We present the general concept of a telescope with optics and detectors mounted on two separate spacecrafts, in orbit around the telescope’s target (scopocentric or target-centric orbit), and using propulsion to maintain the Target-Optics-Detector alignment and Optics-Detector distance. Specifically, we study the case of such a telescope with the Sun as the target, orbiting at \(\sim \)1 AU. We present a simple differential acceleration budget for maintaining Target-Optics-Detector alignment and Optics-Detector distance, backed by simulations of the orbital dynamics, including solar radiation pressure and influence of the planets. Of prime interest are heliocentric orbits (such as Earth-trailing/leading orbits or Distant Retrograde Orbits), where thrust requirement to maintain formation is primarily in a single direction (either sunward or anti-sunward), can be quite minuscule (a few m/s/year), and preferably met by constant-thrust engines such as solar electric propulsion or even by solar sailing via simple extendable and/or orientable flaps or rudders.

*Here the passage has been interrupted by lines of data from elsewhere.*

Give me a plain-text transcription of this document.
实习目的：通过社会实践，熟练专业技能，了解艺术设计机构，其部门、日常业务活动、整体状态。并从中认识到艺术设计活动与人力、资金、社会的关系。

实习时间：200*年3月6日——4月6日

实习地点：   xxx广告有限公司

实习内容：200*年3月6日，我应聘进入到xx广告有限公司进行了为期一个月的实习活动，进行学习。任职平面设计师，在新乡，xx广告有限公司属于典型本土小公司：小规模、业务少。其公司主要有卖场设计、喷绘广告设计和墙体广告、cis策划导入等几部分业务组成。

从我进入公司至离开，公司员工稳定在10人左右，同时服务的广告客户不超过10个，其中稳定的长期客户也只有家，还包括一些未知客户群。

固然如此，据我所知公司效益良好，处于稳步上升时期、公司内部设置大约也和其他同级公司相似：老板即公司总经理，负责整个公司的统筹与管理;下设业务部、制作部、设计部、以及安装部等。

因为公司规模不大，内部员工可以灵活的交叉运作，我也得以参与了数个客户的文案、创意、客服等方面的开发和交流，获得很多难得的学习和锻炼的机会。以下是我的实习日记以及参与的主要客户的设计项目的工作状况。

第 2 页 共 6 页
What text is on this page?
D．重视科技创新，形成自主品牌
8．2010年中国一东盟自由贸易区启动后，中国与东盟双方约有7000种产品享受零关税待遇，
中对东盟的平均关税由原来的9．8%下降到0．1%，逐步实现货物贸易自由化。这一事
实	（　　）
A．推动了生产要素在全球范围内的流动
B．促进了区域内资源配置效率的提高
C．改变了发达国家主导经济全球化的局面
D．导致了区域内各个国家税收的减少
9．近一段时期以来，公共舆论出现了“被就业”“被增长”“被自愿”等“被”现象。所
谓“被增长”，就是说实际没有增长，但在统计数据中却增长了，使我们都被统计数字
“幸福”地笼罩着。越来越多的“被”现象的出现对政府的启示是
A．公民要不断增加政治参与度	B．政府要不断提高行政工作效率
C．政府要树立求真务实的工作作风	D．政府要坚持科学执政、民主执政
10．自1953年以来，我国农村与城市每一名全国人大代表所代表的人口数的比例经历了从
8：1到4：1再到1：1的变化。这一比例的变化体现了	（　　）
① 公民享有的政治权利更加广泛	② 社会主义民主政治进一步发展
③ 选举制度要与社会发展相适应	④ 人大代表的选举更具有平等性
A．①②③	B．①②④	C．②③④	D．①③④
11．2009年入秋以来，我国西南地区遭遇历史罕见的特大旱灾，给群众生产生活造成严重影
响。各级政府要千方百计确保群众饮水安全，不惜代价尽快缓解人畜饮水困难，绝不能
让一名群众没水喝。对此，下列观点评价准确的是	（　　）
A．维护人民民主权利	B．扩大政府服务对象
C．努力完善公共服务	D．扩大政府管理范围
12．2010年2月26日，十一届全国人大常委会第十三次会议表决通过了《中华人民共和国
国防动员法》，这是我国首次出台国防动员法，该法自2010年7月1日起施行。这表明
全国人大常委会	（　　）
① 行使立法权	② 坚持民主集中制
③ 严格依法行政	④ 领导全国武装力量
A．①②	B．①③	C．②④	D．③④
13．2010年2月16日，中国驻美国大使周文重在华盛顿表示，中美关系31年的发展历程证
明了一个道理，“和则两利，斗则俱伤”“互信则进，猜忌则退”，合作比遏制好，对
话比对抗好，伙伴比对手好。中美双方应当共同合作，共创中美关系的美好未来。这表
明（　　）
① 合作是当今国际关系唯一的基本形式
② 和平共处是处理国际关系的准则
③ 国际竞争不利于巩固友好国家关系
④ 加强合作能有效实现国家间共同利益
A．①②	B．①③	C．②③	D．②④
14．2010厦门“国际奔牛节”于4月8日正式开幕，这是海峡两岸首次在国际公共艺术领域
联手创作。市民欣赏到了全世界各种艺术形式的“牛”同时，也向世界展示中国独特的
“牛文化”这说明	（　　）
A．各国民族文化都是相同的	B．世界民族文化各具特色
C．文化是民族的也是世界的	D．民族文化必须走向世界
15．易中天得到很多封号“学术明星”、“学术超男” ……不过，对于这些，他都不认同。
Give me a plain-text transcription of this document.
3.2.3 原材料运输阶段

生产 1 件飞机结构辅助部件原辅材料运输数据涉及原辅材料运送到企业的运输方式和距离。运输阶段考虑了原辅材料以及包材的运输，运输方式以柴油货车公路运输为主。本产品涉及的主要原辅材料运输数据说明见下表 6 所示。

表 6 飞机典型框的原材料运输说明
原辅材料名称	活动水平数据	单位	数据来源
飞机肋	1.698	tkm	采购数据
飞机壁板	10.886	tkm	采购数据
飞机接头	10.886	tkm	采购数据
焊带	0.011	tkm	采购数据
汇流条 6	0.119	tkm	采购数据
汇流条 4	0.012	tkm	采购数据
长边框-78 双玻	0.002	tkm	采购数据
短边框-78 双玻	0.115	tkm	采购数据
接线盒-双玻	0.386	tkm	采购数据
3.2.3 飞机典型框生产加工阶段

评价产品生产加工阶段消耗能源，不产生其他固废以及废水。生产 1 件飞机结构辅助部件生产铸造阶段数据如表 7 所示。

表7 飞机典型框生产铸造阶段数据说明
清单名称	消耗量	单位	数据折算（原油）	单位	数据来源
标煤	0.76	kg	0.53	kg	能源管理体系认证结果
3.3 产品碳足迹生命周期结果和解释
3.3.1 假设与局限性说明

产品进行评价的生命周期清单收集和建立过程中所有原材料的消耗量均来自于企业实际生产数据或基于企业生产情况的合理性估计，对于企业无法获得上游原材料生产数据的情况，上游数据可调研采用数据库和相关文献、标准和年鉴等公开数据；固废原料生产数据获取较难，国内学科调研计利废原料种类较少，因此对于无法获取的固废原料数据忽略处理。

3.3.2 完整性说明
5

我们介绍了一种望远镜的一般概念，该望远镜的光学元件和检测器安装在两个独立的航天器上，围绕着望远镜的目标（近心或目标中​​心轨道）在轨道上运行，并使用推进力保持目标-光学-检测器对准和光学-检测器距离。具体来说，我们研究了以太阳为目标，以\（\ sim \）绕行的这种望远镜的情况1 AU。我们提供了一个简单的差分加速度预算，用于维持目标-光学-检测器对准和光学-检测器距离，并辅以对轨道动力学的仿真，包括太阳辐射压力和行星的影响。最感兴趣的是日心轨道（例如地球追踪/超前轨道或遥远的逆行轨道），其中维持编队的推力要求主要在一个方向（向阳或逆向），可能非常小（几米（/ s /年），最好通过恒定推力的发动机（例如太阳能推进器）或什至通过简单的可扩展和/或定向的襟翼或方向舵通过太阳航行来满足。